Vegetarians can’t get enough calcium. Dietitians recommend that Americans consume 1,200 to 1,500 milligrams of calcium a day. You can get all the calcium you need from low-fat or nonfat milk, cheese, yogurt, and other dairy products that are rich in the mineral. But what if you eliminate dairy products, as some vegetarians do? In that case, many fruits and vegetables can make a contribution to your calcium intake. Among those highest in calcium are collard greens (290 milligrams per cup, cooked), bok choy (250 milligrams per cup, cooked), tofu (244 milligrams per cup), dried figs
(161 milligrams in six figs), and kale (148 milligrams per cup, cooked).

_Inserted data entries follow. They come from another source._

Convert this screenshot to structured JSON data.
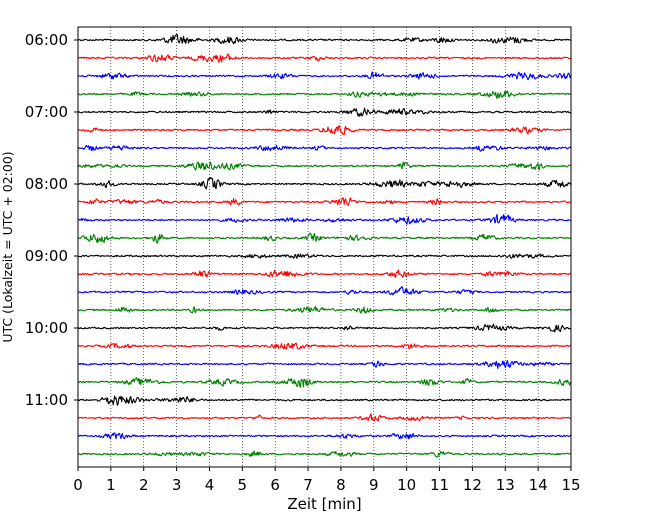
{
  "chart_data": {
    "type": "line",
    "title": "",
    "xlabel": "Zeit  [min]",
    "ylabel": "UTC (Lokalzeit = UTC + 02:00)",
    "xlim": [
      0,
      15
    ],
    "x_ticks": [
      0,
      1,
      2,
      3,
      4,
      5,
      6,
      7,
      8,
      9,
      10,
      11,
      12,
      13,
      14,
      15
    ],
    "x_tick_labels": [
      "0",
      "1",
      "2",
      "3",
      "4",
      "5",
      "6",
      "7",
      "8",
      "9",
      "10",
      "11",
      "12",
      "13",
      "14",
      "15"
    ],
    "y_tick_labels": [
      "06:00",
      "07:00",
      "08:00",
      "09:00",
      "10:00",
      "11:00"
    ],
    "start_time": "06:00",
    "trace_interval_minutes": 15,
    "trace_count": 24,
    "trace_colors": [
      "#000000",
      "#ff0000",
      "#0000ff",
      "#008000"
    ],
    "grid": "vertical dotted",
    "legend": "none"
  }
}
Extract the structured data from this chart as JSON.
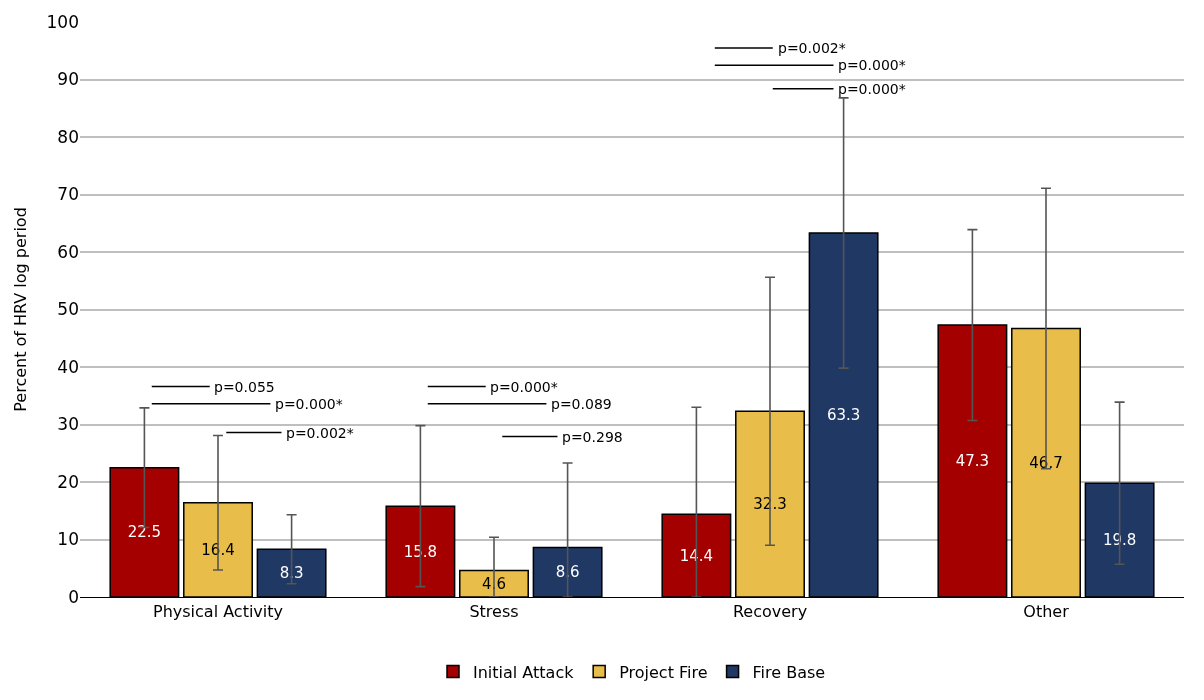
{
  "chart_data": {
    "type": "bar",
    "ylabel": "Percent of HRV log period",
    "categories": [
      "Physical Activity",
      "Stress",
      "Recovery",
      "Other"
    ],
    "series": [
      {
        "name": "Initial Attack",
        "color": "#a50000",
        "values": [
          22.5,
          15.8,
          14.4,
          47.3
        ],
        "errors": [
          10.4,
          14.0,
          [
            0,
            33.0
          ],
          16.6
        ]
      },
      {
        "name": "Project Fire",
        "color": "#e8bd4a",
        "values": [
          16.4,
          4.6,
          32.3,
          46.7
        ],
        "errors": [
          11.7,
          [
            0,
            10.4
          ],
          23.3,
          24.4
        ]
      },
      {
        "name": "Fire Base",
        "color": "#203864",
        "values": [
          8.3,
          8.6,
          63.3,
          19.8
        ],
        "errors": [
          6.0,
          [
            0,
            23.3
          ],
          23.5,
          14.1
        ]
      }
    ],
    "ylim": [
      0,
      100
    ],
    "yticks": [
      0,
      10,
      20,
      30,
      40,
      50,
      60,
      70,
      80,
      90,
      100
    ],
    "grid": "y",
    "legend": "bottom",
    "data_labels": true,
    "annotations": [
      "p=0.055",
      "p=0.000*",
      "p=0.002*",
      "p=0.000*",
      "p=0.089",
      "p=0.298",
      "p=0.002*",
      "p=0.000*",
      "p=0.000*"
    ]
  }
}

Vegetarians risk neurological damage from vitamin B12 deficiency. Because vitamin B12 is found primarily in meats and other animal-derived foods, vegetarians often have low levels of the nutrient. The risk of not getting enough B12 is of particular concern to the strictest vegetarians, called vegans (pronounced “VEE-guns”). These people forgo all animal products, including dairy foods like milk and cheese.
But even vegans can get as much vitamin B12 as they need through supplementation. In fact, some nutritionists recommend that all vegetarians take a daily B12 supplement, just to be on the safe side. You need just 6 micrograms (that’s six-millionths of a gram) to match the Daily Value. And you can probably get by with even less for a few months, since your body stores up to a 2-year supply.
Vegetarianism stunts children’s growth. Several studies have shown that this simply isn’t true. In one study, Kay L. Stanek, R.D., Ph.D., associate professor of nutritional sciences at the University of Nebraska in Lincoln, compared the body measurements and nutrient intakes of omnivorous children ages 10 to 12 with children of the same age who had been ovo-lactovegetarians from birth.
(Ovo-lactovegetarians eat eggs and dairy products but no meat.) Neither group showed any nutritional deficiencies, and both had similar height ranges.